Wednesday, June 25, 2014

The Office: Benson's Cuckoos

Anouk Ricard is best known for her excellent children's comic series Anna and Froga, which is unusual in that its humor is that of awkwardness. Squirm humor, which mines vanity, a lack of self-reflection, the clash of socially inept characters with social mores and in general creates situations that expose our carefully but invisibly created social boundaries, really came to the fore in the US with the TV show Seinfeld. Its co-creator, Larry David, took squirm humor to another level with his own show, Curb Your Enthusiasm. In England, squirm humor was layered atop quotidian, office life with Ricky Gervais and Stephen Merchant's The Office.
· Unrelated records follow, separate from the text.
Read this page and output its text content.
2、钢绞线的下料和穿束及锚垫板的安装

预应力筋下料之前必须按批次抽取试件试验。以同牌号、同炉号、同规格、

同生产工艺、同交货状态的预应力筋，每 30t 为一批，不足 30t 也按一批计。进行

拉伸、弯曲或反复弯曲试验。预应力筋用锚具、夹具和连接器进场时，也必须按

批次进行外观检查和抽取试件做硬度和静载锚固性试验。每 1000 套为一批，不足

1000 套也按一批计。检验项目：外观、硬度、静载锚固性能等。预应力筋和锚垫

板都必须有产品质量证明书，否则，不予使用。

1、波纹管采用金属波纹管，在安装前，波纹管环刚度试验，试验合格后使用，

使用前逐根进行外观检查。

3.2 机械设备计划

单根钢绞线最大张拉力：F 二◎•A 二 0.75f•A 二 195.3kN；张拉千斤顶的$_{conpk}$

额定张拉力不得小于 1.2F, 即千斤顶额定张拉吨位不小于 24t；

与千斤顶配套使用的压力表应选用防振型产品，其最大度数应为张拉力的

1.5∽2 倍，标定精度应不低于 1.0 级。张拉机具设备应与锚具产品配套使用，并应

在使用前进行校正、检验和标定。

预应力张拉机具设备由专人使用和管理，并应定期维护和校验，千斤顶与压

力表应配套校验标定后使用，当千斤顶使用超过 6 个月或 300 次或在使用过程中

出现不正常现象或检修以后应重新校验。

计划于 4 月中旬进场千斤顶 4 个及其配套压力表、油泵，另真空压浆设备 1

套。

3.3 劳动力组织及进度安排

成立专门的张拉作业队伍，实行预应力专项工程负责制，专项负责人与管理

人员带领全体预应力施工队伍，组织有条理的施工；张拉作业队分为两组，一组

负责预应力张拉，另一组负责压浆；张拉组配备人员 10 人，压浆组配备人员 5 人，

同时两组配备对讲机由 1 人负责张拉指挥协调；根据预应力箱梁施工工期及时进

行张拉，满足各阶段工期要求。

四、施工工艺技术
In my review of Ricard's Anna and Froga, I compared the group of friends there to the Seinfeld gang of friends. In the ever-escalating farce Benson's Cuckoo's, Ricard's squirm humor is very much a tribute to The Office that goes in a far more extreme direction.

The story begins with a new employee named Richard being introduced at Benson's Cuckoo's office. We first encounter him being interviewed by the "zany" boss, Mr Benson, who is an even more extreme version of the David Brent/Michael Scott boss from The Office. We learn that he only has the position because he inherited it from his father, who was an actual competent businessman. During the interview, Benson makes inappropriate jokes, draws a mustache on Richard's photo in his resume', asks him if he can touch his feet without bending his knees and other bizarre non sequiturs. Richard is even forced to buy his own computer and bring it into work as a precondition of being hired.

From there, things get even weirder. An office meeting devolves when an accountant faints after his intern screwed up a presentation by hand-drawing a pie chart (using cheese as a model) and doing a line chart without a ruler. An attractive former co-worker of the man Richard replaced named Sophie tears up when his name is mentioned. A belligerent worker named Christine repeatedly makes inappropriate remarks to Richard, some of a sexual nature. The boss seems to want to fire people at the drop of the hat and has the attention span of a gnat. Poor Richard gets drunk and pukes on Sophie, just as he's set to ask her out. While The Office started out weird and squirmy and slowly developed softer edges over the years, Benson's Cuckoos starts out weird and takes a dark (but still hilarious) turn, as the fate of the man Richard replaced becomes an open mystery. Unlike Michael Scott or David Brent, Benson shows no redeeming qualities whatsoever, either as a person or as a competent businessman. The erratic behavior of several coworkers winds up having a sinister origin, and both Sophie and Richard get caught up in it.

The clever thing about this book is that whether Richard is on a forced scavenger hunt or tied up in a basement, the pettiness of the intraoffice relationships doesn't change a bit. The same meanness, spite and laziness just gets pushed up to more absurd levels, but that pettiness keeps the pulse of the action at an even keel. It's hard for the reader to take any of this seriously, and that's how Ricard is able to get so dark at times and still keep the mood of this book light. Of course, the fact that she's using brightly-colored anthropomorphic animals as her characters is another way of keeping everything silly. For example, when Christine, the workmate who makes inappropriate and beilligerent comments to Richard about sex and other matters, lifts up her skirt and inadvertently shows him her panties, any sexualization in that scene is immediately sapped away because she's an anthropomorphic frog. The cheerful color scheme is almost offensive on some pages, giving the warped characters a cute quality they most certainly do not deserve. It's another approach in keeping the book's mood light even as it gets weird. Of course, as Ricard shows us in the end, even when things return to normal, it's the normal of a lunatic like Benson, as the inmates grow to enjoy living in the asylum.